There was a time when it felt like this wasn’t enough. A time where I resented her so much for hiding what she did about my pa, I didn’t pick up her calls, I didn’t check in on her. It’s hard to forgive when you’re hurting so much. But I hurt no more. Now I know she was all the family I needed. And if I can wake up every day to Terrell’s face and Ma doing her puzzles, I think that would be everything to me.

“Gonna go to the doctor’s, Ma,” I tell her, hugging her from behind, before kissing her forehead.

“Is Terrell awake yet?”

I nod. “I told him you made breakfast.”

“Have a nice trip,” she says.

I leave, rushing out the front door, down the steps of our home, and straight into my car.

It doesn’t take me long to get to the hospital, where I walk past the receptionist—much to her obvious dislike—up the stairs and straight to her office, with her name on a plate outside the chestnut-colored door.

I knock and she yells, “Come in,” and so I open the doors to find her behind her desk, sifting through papers. She throws me a quick glance and I smile, moving toward her and hugging her from behind.

“Richards, unless your heart is failing, you need to wait in line.”

I roll my eyes. “No time, I have a music class to teach. Just wanted to swing by and say hello.”

She raises an eyebrow. “Did you get me coffee?”

I sit down on the chair opposite her desk. “I’m not your intern.”

She squints behind her glasses, hair packed up in a bun, coat dazzling and tailored.

“Couldn’t tell, you definitely dress like one,” she mutters to herself, a small smile playing on her lips.

Most days I drop by. When she’s not busy, we go out to lunch. Today’s clearly not one of those days. She goes back to staring down at her papers like a mindless zombie, occasionally signing things in black ink. Her phone chimes and she briefly looks at it, then looks away.

“How’s Mia?” I ask with a smile.

“She’s good, very pregnant, but good…,” she replies, still not looking up at me. “I actually wanted to tell you something,” she adds, still shuffling through papers. “I found out that this Black student, Rhys Johnson, is applying to Pollards. I got members of the society to speak with his family, get them to reconsider, but they want the best for him, and the best in that town is Pollards.”

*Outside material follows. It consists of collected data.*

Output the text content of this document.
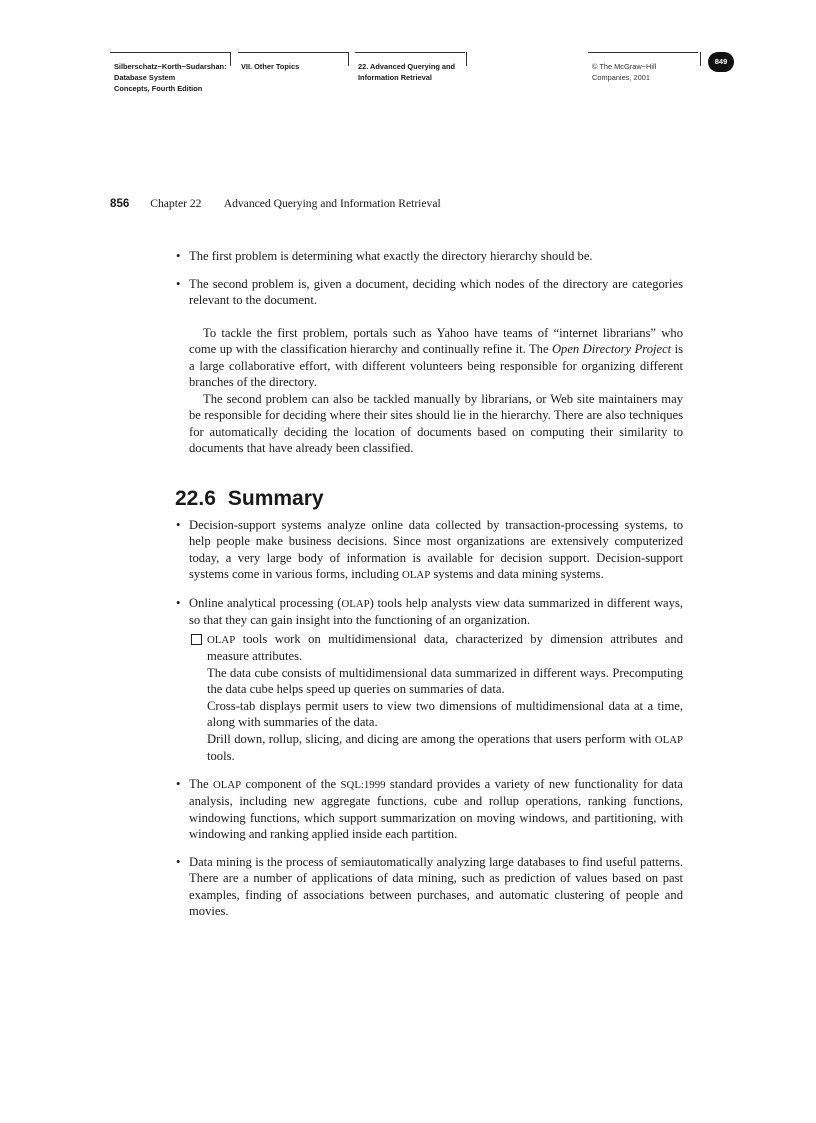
Silberschatz−Korth−Sudarshan:
Database System
Concepts, Fourth Edition
VII. Other Topics	22. Advanced Querying and
Information Retrieval
© The McGraw−Hill
Companies, 2001
849
856 Chapter 22 Advanced Querying and Information Retrieval
• The first problem is determining what exactly the directory hierarchy should be.
• The second problem is, given a document, deciding which nodes of the directory are categories relevant to the document.

To tackle the first problem, portals such as Yahoo have teams of “internet librarians” who come up with the classification hierarchy and continually refine it. The Open Directory Project is a large collaborative effort, with different volunteers being responsible for organizing different branches of the directory.

The second problem can also be tackled manually by librarians, or Web site maintainers may be responsible for deciding where their sites should lie in the hierarchy. There are also techniques for automatically deciding the location of documents based on computing their similarity to documents that have already been classified.

22.6 Summary
• Decision-support systems analyze online data collected by transaction-processing systems, to help people make business decisions. Since most organizations are extensively computerized today, a very large body of information is available for decision support. Decision-support systems come in various forms, including OLAP systems and data mining systems.
• Online analytical processing (OLAP) tools help analysts view data summarized in different ways, so that they can gain insight into the functioning of an organization.
OLAP tools work on multidimensional data, characterized by dimension attributes and measure attributes.
The data cube consists of multidimensional data summarized in different ways. Precomputing the data cube helps speed up queries on summaries of data.
Cross-tab displays permit users to view two dimensions of multidimensional data at a time, along with summaries of the data.
Drill down, rollup, slicing, and dicing are among the operations that users perform with OLAP tools.
• The OLAP component of the SQL:1999 standard provides a variety of new functionality for data analysis, including new aggregate functions, cube and rollup operations, ranking functions, windowing functions, which support summarization on moving windows, and partitioning, with windowing and ranking applied inside each partition.
• Data mining is the process of semiautomatically analyzing large databases to find useful patterns. There are a number of applications of data mining, such as prediction of values based on past examples, finding of associations between purchases, and automatic clustering of people and movies.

“So what, we just let them enroll him?” I ask.

Chiamaka nods. “We’ll keep an eye on them; have people watching out for him. Plant someone on the inside. Anything to make sure we never let another Black kid get hurt by places like Niveus again.”





CHIAMAKA




It’s late when I leave my office to check up on my final patient.

I nod at a nurse wheeling in a pregnant woman, smiling as the bleach-like, sanitary smell of the hospital fills my nostrils.

My shoes squeak against the floor, and curls from my bun loosen, falling and blocking my sight a little. But I can still see the room number in the distance.